I recently completed a Data Science course and wanted to review Principle Component Analysis (PCA) to develop my skills in understanding data variables highly correlated to the independent variable.
What is Principle Component Analysis (PCA)?
PCA is an ordination statistical method that reduces the dimensionality of multivariate data by creating a few new key explanatory variables called principal components (PCs). It’s mostly used as a tool in exploratory data analysis and for making predictive models.
For now, I’ll use PCA to evaluate the principal components of the Iris dataset. And later on I anticipate utilizing the methodology as part of a process of developing both a churn model and to predict customer lifetime value.
Iris Flower Data Set
The Iris Flower dataset is a multivariate set of 150 observations covering 3 flower species collected from various regions across four features; the width and length of the sepals and petals.
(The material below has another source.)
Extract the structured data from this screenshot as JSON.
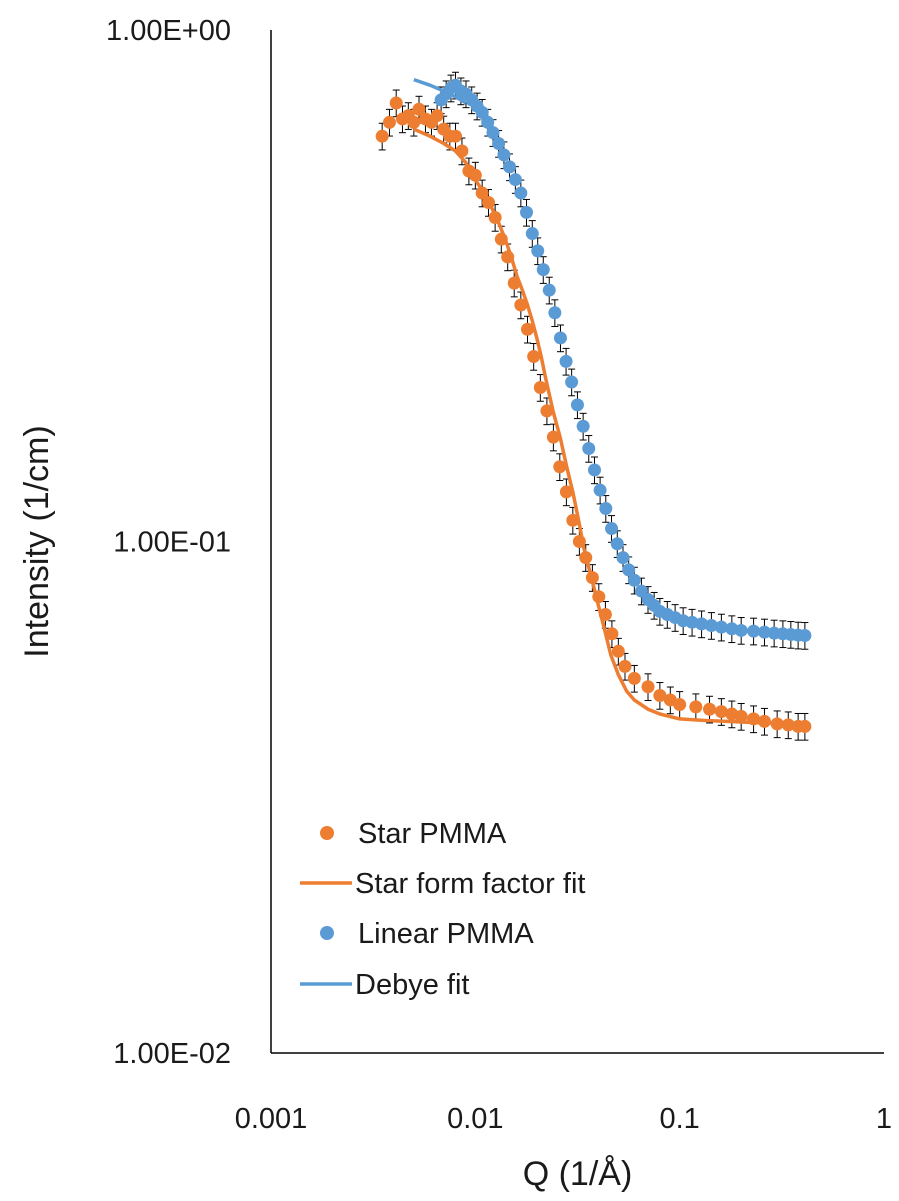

It was initially introduced by the British statistician and biologist Ronald Fisher in 1936 and remains a very common practice set for data science (click here for more info). The data quantifies the morphologic variation of Iris flowers of three related species. Two of the three species were collected in the Gaspé Peninsula, all from the same pasture, and picked on the same day and measured at the same time by the same person with the same apparatus.
My analysis for this dataset will be to determine the key explanatory variables using PCA and the taking the following steps in R (click here to see R code):
- Installing the caret package and library
- Loading the Iris dataset
- Transforming the data to normalize the variables using Log Scale
- Running the PCA function and plotting the results
- Analyzing the results
Here are 2 tables of output from running the PCA function in step 4 above:
Table 1 – Summary of Iris PCA Object
Table 2 – PCA Object Standard Deviation and Coefficients
- Clearly shows PC1 explains 73% of coefficient variation, combined 95.99%
- Sepal Length and both of Petal variables drive correlations
- PC1 indicates most of where the correlation lies.
- PC1 also explains variability and correlation to Sepal Length
The Setosa flower is clearly different from the Versicolor and Virginica which could possibly be explained by the pollination process or some other variable.